Scharfe Kritik kam noch Mittwochabend von der Oppositionspartei FDP. „Dass wir die Maßnahmen, die die Ministerpräsidentenkonferenz für eine 200er-Inzidenz eingeführt hat, nahezu unverändert bis zum Inzidenzwert von 35 beibehalten sollen, ist unverantwortlich und ein offener Rechtsbruch“, sagte der Bundestagsvizepräsident und stellvertretender FDP-Chef Wolfgang Kubicki dem Redaktionsnetzwerk Deutschland. Die verfassungsmäßigen Kompetenzen gerieten „komplett unter die Räder“.

Dass plötzlich die Ministerpräsidentenkonferenz über die Impfreihenfolge befinden solle, sei „evident verfassungswidrig“, sagte Kubicki. „Dies gehört eindeutig in die Zuständigkeit des Bundestages.“ Er kritisierte zudem, „dass auf einmal die infektionsschutzrechtlich verankerten Inzidenz-Schwellenwerte keine Rolle mehr spielen“. Das zeige „eine Ignoranz gegenüber dem Gesetzgeber, die mit Sicherheit gerichtliche Auseinandersetzungen provozieren wird“.

Kritik aus der Wirtschaft

Auch die Reaktionen von Wirtschaftsvertretern fielen erwartungsgemäß kritisch aus. Der Handwerksverband warnte, dass der verlängerte Lockdown viele Unternehmen „in die Knie zwingen“ werde. Der Deutsche Reiseverband (DRV) beklagte, dass die Branche de facto schon ein Jahr „ohne Perspektive“ im Lockdown sei. Viele Unternehmen stünden „kurz vor der Insolvenz“.

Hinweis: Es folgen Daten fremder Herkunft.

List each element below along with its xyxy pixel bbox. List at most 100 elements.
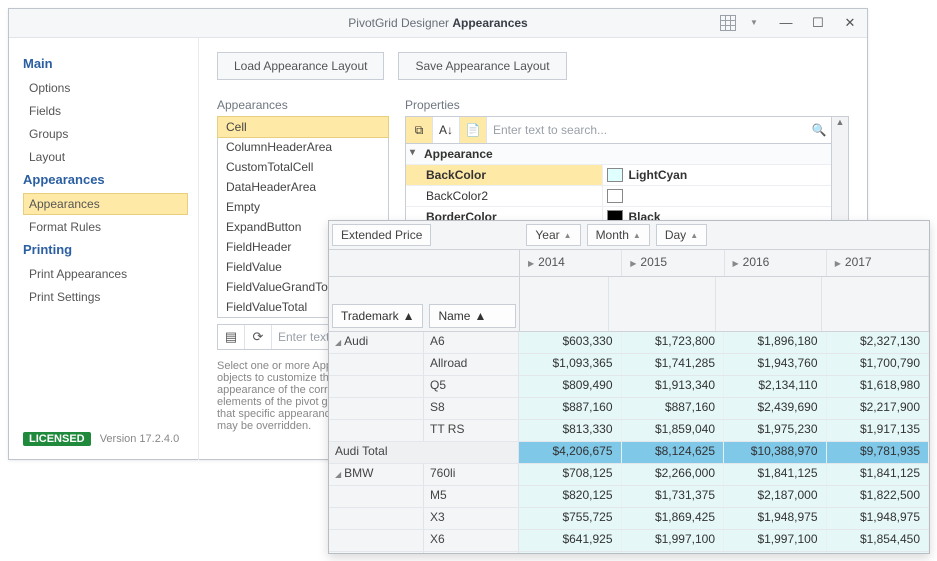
name-cell: Q5 xyxy=(424,376,519,397)
nav-item-fields[interactable]: Fields xyxy=(23,100,188,122)
load-layout-button[interactable]: Load Appearance Layout xyxy=(217,52,384,80)
window-controls: ▼ — ☐ ✕ xyxy=(717,12,861,34)
nav-item-groups[interactable]: Groups xyxy=(23,123,188,145)
value-cell: $887,160 xyxy=(622,398,725,419)
nav-item-layout[interactable]: Layout xyxy=(23,146,188,168)
value-cell: $1,997,100 xyxy=(622,530,725,551)
maximize-button[interactable]: ☐ xyxy=(807,12,829,34)
trademark-cell[interactable]: ◢Audi xyxy=(329,332,424,353)
value-cell: $1,700,790 xyxy=(827,354,930,375)
data-row: Z4 Sdrive35i$1,121,500$2,018,700$1,682,2… xyxy=(329,552,929,554)
license-badge: LICENSED xyxy=(23,432,91,446)
value-cell: $2,266,000 xyxy=(622,464,725,485)
total-value-cell: $8,124,625 xyxy=(622,442,725,463)
title-section: Appearances xyxy=(452,16,527,30)
total-row: Audi Total$4,206,675$8,124,625$10,388,97… xyxy=(329,442,929,464)
value-cell: $809,490 xyxy=(519,376,622,397)
property-row-backcolor2[interactable]: BackColor2 xyxy=(406,185,831,206)
prop-sort-icon[interactable]: A↓ xyxy=(433,117,460,143)
year-2016[interactable]: ▶2016 xyxy=(725,250,827,276)
total-value-cell: $10,388,970 xyxy=(724,442,827,463)
name-cell: TT RS xyxy=(424,420,519,441)
name-cell: A6 xyxy=(424,332,519,353)
prop-events-icon[interactable]: 📄 xyxy=(460,117,487,143)
data-row: TT RS$813,330$1,859,040$1,975,230$1,917,… xyxy=(329,420,929,442)
color-grid-dropdown-icon[interactable]: ▼ xyxy=(743,12,765,34)
list-tool-1[interactable]: ▤ xyxy=(218,325,245,349)
name-cell: M5 xyxy=(424,486,519,507)
nav-item-options[interactable]: Options xyxy=(23,77,188,99)
property-category[interactable]: Appearance xyxy=(406,144,831,164)
name-cell: 760li xyxy=(424,464,519,485)
value-cell: $1,121,500 xyxy=(519,552,622,554)
value-cell: $755,725 xyxy=(519,508,622,529)
year-header-row: ▶2014▶2015▶2016▶2017 xyxy=(329,250,929,277)
value-cell: $2,134,110 xyxy=(724,376,827,397)
color-swatch[interactable] xyxy=(607,168,623,182)
col-field-year[interactable]: Year▲ xyxy=(526,224,580,246)
nav-item-print-appearances[interactable]: Print Appearances xyxy=(23,263,188,285)
license-info: LICENSED Version 17.2.4.0 xyxy=(23,433,179,445)
value-cell: $1,859,040 xyxy=(622,420,725,441)
appearance-item-customtotalcell[interactable]: CustomTotalCell xyxy=(218,157,388,177)
value-cell: $1,948,975 xyxy=(724,508,827,529)
property-search-input[interactable]: Enter text to search... xyxy=(487,123,807,137)
search-icon[interactable]: 🔍 xyxy=(807,123,831,137)
value-cell: $1,997,100 xyxy=(724,530,827,551)
value-cell: $2,327,130 xyxy=(827,332,930,353)
list-refresh-icon[interactable]: ⟳ xyxy=(245,325,272,349)
pivot-grid: Extended Price Year▲Month▲Day▲ ▶2014▶201… xyxy=(328,220,930,554)
appearance-item-dataheaderarea[interactable]: DataHeaderArea xyxy=(218,177,388,197)
value-cell: $641,925 xyxy=(519,530,622,551)
appearance-item-cell[interactable]: Cell xyxy=(217,116,389,138)
nav-item-format-rules[interactable]: Format Rules xyxy=(23,216,188,238)
property-toolbar: ⧉ A↓ 📄 Enter text to search... 🔍 xyxy=(405,116,832,144)
value-cell: $1,854,450 xyxy=(827,530,930,551)
title-prefix: PivotGrid Designer xyxy=(348,16,449,30)
nav-item-appearances[interactable]: Appearances xyxy=(23,193,188,215)
name-cell: Z4 Sdrive35i xyxy=(424,552,519,554)
value-cell: $1,896,180 xyxy=(724,332,827,353)
value-cell: $1,948,975 xyxy=(827,508,930,529)
value-cell: $1,822,500 xyxy=(827,486,930,507)
value-cell: $1,618,980 xyxy=(827,376,930,397)
prop-categorized-icon[interactable]: ⧉ xyxy=(406,117,433,143)
total-value-cell: $4,206,675 xyxy=(519,442,622,463)
property-row-backcolor[interactable]: BackColorLightCyan xyxy=(406,164,831,185)
appearances-label: Appearances xyxy=(217,98,387,112)
value-cell: $1,723,800 xyxy=(622,332,725,353)
col-field-month[interactable]: Month▲ xyxy=(587,224,650,246)
appearance-item-columnheaderarea[interactable]: ColumnHeaderArea xyxy=(218,137,388,157)
name-cell: X6 xyxy=(424,530,519,551)
value-cell: $1,943,760 xyxy=(724,354,827,375)
nav-item-print-settings[interactable]: Print Settings xyxy=(23,286,188,308)
save-layout-button[interactable]: Save Appearance Layout xyxy=(398,52,566,80)
name-cell: X3 xyxy=(424,508,519,529)
trademark-cell[interactable]: ◢BMW xyxy=(329,464,424,485)
appearance-item-empty[interactable]: Empty xyxy=(218,197,388,217)
row-field-name[interactable]: Name▲ xyxy=(429,304,516,328)
data-field-chip[interactable]: Extended Price xyxy=(332,224,431,246)
year-2017[interactable]: ▶2017 xyxy=(827,250,929,276)
value-cell: $1,841,125 xyxy=(724,464,827,485)
nav-group-title: Printing xyxy=(23,242,188,257)
year-2015[interactable]: ▶2015 xyxy=(622,250,724,276)
value-cell: $1,741,285 xyxy=(622,354,725,375)
value-cell: $1,093,365 xyxy=(519,354,622,375)
data-row: Q5$809,490$1,913,340$2,134,110$1,618,980 xyxy=(329,376,929,398)
value-cell: $1,917,135 xyxy=(827,420,930,441)
name-cell: S8 xyxy=(424,398,519,419)
total-value-cell: $9,781,935 xyxy=(827,442,930,463)
data-row: S8$887,160$887,160$2,439,690$2,217,900 xyxy=(329,398,929,420)
color-swatch[interactable] xyxy=(607,189,623,203)
color-grid-icon[interactable] xyxy=(717,12,739,34)
year-2014[interactable]: ▶2014 xyxy=(520,250,622,276)
value-cell: $2,217,900 xyxy=(827,398,930,419)
value-cell: $2,018,700 xyxy=(622,552,725,554)
col-field-day[interactable]: Day▲ xyxy=(656,224,707,246)
row-field-trademark[interactable]: Trademark▲ xyxy=(332,304,423,328)
close-button[interactable]: ✕ xyxy=(839,12,861,34)
minimize-button[interactable]: — xyxy=(775,12,797,34)
nav-group-title: Main xyxy=(23,56,188,71)
value-cell: $1,682,250 xyxy=(724,552,827,554)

Der „blanke Horror“ ist die Lockdown-Verlängerung auch für den Textilhandel. „Per Ende Februar dürften sich die Verluste des Winter-Lockdowns in den Textil-, Schuh- und Lederwarengeschäften damit auf rund 15 Mrd. Euro aufsummiert haben“, teilte der Hauptgeschäftsführer des BTE Handelsverbands Textil, Rolf Pangels, in einer gemeinsamen Pressemitteilung mit dem Handelsverband Schuhe (BDSE) und Lederwaren (BLE) am Mittwochabend mit.